Monday, December 15, 2008

New Preface to the Forthcoming Greek Edition of My "Nietzsche on Morality" Book

Some readers might find this of interest. The publisher was keen for me to talk about how I became interested in Nietzsche, and also to address what he described as the still widespread perception in Greece of Nietzsche as a figure of "the right."

Sunday, December 14, 2008

Sorry for the Delay in Comments Appearing

I neglected to change my e-mail address from Texas to Chicago, and the Texas address had stopped forwarding, so there was a backlog. I've just now approved a whole bunch of comments, as well as changing my e-mail address to the current one for comment moderation. Thanks to all those who contributed, and my apologies for the mix up.

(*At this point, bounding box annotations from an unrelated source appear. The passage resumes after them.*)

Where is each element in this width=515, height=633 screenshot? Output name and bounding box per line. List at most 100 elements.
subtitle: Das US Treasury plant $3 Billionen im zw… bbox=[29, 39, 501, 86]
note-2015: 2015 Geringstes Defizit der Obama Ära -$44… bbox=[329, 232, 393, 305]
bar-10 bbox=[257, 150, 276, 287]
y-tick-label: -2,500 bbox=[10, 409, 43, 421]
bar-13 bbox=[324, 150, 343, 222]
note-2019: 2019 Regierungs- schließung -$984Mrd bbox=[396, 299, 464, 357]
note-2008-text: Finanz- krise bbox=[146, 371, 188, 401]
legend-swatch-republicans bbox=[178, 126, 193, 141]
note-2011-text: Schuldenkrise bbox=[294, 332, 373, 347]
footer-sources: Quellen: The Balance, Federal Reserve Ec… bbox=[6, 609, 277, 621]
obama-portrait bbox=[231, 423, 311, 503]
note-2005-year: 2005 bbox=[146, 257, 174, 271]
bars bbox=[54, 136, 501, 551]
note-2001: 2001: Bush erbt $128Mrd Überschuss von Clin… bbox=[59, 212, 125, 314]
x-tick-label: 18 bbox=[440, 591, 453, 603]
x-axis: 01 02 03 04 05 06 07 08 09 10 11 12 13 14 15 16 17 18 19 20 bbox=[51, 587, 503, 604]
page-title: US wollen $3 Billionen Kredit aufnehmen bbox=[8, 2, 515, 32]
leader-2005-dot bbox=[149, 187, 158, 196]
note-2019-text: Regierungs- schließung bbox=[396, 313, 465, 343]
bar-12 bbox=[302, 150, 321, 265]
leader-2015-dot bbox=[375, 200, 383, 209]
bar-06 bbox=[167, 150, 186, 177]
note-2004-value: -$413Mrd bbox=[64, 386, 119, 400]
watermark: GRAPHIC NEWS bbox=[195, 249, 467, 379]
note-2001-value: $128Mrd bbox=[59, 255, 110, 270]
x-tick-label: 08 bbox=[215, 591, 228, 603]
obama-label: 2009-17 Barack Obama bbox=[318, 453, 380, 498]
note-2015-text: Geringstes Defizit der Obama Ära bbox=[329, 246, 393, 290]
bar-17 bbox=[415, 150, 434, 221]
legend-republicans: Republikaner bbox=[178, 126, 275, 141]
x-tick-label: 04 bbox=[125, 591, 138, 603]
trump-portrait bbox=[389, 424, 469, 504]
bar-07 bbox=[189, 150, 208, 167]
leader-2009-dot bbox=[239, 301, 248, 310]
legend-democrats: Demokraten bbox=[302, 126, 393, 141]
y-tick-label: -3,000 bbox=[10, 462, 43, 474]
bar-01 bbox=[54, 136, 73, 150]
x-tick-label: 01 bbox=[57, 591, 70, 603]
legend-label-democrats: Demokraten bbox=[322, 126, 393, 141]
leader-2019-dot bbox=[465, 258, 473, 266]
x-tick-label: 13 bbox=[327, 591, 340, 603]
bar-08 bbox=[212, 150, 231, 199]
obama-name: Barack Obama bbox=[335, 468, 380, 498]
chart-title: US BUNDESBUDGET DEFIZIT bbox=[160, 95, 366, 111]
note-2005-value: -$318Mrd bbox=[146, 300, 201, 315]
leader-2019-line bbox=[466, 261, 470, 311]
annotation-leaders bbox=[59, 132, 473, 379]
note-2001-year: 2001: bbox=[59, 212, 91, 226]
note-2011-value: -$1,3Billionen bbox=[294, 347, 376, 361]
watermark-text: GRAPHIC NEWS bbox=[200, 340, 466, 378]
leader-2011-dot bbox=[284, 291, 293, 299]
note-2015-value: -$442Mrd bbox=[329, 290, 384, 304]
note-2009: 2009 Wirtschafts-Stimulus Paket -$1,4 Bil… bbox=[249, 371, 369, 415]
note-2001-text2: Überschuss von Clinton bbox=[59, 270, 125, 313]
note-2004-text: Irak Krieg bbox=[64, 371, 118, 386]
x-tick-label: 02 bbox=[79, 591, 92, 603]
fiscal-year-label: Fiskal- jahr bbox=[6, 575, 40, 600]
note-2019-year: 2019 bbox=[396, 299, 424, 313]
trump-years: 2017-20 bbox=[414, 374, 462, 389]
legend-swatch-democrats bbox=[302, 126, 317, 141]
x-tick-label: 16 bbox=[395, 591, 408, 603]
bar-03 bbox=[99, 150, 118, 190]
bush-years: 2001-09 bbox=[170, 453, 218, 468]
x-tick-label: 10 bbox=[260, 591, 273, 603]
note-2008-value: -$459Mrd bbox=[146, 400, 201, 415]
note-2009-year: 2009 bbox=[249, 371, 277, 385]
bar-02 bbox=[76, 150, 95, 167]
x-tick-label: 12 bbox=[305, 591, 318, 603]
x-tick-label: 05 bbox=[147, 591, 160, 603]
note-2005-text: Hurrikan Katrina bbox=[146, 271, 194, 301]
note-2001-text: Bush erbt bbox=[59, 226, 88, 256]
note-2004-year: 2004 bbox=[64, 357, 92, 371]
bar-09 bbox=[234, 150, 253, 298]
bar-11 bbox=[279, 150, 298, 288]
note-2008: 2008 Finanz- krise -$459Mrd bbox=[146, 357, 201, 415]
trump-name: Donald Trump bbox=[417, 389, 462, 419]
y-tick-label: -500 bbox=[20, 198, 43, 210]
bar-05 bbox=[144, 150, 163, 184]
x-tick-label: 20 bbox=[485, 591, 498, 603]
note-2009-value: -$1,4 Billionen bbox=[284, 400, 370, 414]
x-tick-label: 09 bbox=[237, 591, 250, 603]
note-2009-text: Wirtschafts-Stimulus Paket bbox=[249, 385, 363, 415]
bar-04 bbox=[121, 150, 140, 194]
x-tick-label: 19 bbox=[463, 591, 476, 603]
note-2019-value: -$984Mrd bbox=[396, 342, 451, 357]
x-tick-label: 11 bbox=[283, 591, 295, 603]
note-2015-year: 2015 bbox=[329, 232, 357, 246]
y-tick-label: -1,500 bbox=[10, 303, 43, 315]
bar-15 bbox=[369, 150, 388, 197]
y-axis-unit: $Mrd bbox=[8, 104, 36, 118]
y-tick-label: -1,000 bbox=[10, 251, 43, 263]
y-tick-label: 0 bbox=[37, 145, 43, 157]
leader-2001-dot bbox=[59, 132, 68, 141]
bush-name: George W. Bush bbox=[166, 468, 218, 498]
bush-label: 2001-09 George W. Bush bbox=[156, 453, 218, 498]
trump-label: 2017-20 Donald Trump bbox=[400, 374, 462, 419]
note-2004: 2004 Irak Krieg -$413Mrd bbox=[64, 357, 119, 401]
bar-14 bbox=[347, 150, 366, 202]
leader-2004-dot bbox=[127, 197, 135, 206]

Thursday, December 11, 2008

"Moral Skepticism and Moral Disagreement in Nietzsche"

I've posted a revised version of the paper I gave at the annual NYU "History of Modern Philosophy" conference in November (which generated an excellent and very helpful discussion). I hope the paper may interest moral philosophers generally, as well as Nietzsche scholars. Here is the abstract for the paper:

This essay offers a new interpretation of Nietzsche's argument for moral
skepticism (i.e., the metaphysical thesis that there do not exist any objective
moral properties or facts), an argument that should be of independent
philosophical interest as well. On this account, Nietzsche offers a version of
the argument from moral disagreement, but, unlike familiar varieties, it does
not purport to exploit anthropological reports about the moral views of exotic
cultures, or even garden-variety conflicting moral intuitions about concrete
cases. Nietzsche, instead, calls attention to the single most important and
embarrassing fact about the history of moral theorizing by philosophers over two
millennia: namely, that no rational consensus has been secured on any
substantive, foundational proposition about morality. Persistent and apparently
intractable disagreement on foundational questions, of course, distinguishes
moral theory from inquiry in the sciences and mathematics (perhaps in kind,
certainly in degree). According to Nietzsche, the best explanation for this
disagreement is that, even though moral skepticism is true, philosophers can
still construct valid dialectical justifications for moral propositions because
the premises of different justifications will answer to the psychological needs
of at least some philosophers and thus be deemed true by some of them. The essay
concludes by considering various attempts to defuse this abductive argument for
skepticism based on moral disagreement and by addressing the question whether
the argument "proves too much," that is, whether it might entail an implausible
skepticism about a wide range of topics about which there is philosophical
disagreement.

Wednesday, December 10, 2008

Blogging about Nietzsche's Theory of Value

Michael Drake is a lawyer with a philosophy background who has been blogging quite a bit about aspects of Nietzsche's theory of value, touching on many issues and authors noted here in the past. There are also opportunities to comment on his postings at his site.